Павлушин оставался настороженным. Вероятно, он считал, что проявляет слишком много чувства в деле обращения сына, а комсомольцы подняли это обращение как общественное событие.
- Где же вы думаете назначить ему работать? С заводоуправлением согласовали? У меня в цеху слесаря нужны.
- Нет, - ответил Эних, - Петр пойдет в главный сборочный цех. Пусть встанет к высокой технике. Вопрос согласован.
- А жить он будет, - сказал очкастый Файнштейн, - в образцовом комсомольском общежитии. Не можете вы, товарищ Павлушин, сработаться с сыном, поэтому надо ему первое время пожить в нашей комсомольской среде.
- А не в моей, - тихо, как бы про себя, сказал Павлушин.
Его замечание услыхала и вполне поняла одна писательница.
- Мы возбудили перед городским советом и комитетом партии вопрос о том, чтобы до основания снести самочинный поселок Нахаловку, а тех в ней, кто достоин имени и звания рабочего, расселить в городе.

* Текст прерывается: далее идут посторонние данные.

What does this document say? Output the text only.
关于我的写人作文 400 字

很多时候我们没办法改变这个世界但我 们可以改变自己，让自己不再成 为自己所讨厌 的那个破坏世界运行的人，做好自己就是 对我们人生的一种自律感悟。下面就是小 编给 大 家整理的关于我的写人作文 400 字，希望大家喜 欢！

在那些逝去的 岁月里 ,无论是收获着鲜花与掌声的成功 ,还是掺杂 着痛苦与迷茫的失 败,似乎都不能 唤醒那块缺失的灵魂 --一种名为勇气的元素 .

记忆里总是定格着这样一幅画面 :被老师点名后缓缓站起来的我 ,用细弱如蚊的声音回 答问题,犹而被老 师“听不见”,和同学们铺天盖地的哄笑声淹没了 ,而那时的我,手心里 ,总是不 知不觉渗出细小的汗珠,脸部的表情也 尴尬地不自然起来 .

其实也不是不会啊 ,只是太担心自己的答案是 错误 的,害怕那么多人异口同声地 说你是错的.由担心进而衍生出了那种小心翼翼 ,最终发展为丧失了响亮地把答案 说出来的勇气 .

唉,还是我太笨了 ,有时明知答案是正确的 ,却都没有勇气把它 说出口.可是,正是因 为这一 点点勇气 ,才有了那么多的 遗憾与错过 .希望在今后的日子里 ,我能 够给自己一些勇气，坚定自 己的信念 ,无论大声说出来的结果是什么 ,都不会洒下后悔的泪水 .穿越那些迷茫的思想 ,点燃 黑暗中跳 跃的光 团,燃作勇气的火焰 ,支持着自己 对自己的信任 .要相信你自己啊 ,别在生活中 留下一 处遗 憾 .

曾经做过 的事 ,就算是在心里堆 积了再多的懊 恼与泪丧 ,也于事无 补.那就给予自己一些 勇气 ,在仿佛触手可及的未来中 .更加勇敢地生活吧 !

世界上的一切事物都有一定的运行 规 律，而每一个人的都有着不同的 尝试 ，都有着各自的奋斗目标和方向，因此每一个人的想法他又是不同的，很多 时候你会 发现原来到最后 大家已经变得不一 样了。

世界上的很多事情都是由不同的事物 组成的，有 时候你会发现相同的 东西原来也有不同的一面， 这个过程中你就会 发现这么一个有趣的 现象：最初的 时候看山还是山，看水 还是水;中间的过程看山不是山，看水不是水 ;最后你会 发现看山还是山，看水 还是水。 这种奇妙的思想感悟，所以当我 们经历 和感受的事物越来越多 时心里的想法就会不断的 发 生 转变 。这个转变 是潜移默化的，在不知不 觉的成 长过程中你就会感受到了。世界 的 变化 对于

- Это правильно, - горячо присоединился Павлушин. - Надо приветствовать инициативу нашей молодежи и всячески поддержать. Нахаловка - скопище всяких безобразий и даже преступлений.
- Тут я должен признать, что товарищ Павлушин прав, - продолжал Файнштейн. - Наш уголовный розыск плохо смотрит за тем, что там делается. И по нашему настоянию торговка барахлом, пьяница и шинкарка, у которой проживал Петр, сейчас арестована.
- Пашета?.. - вскрикнул Петя и как-то сразу притих.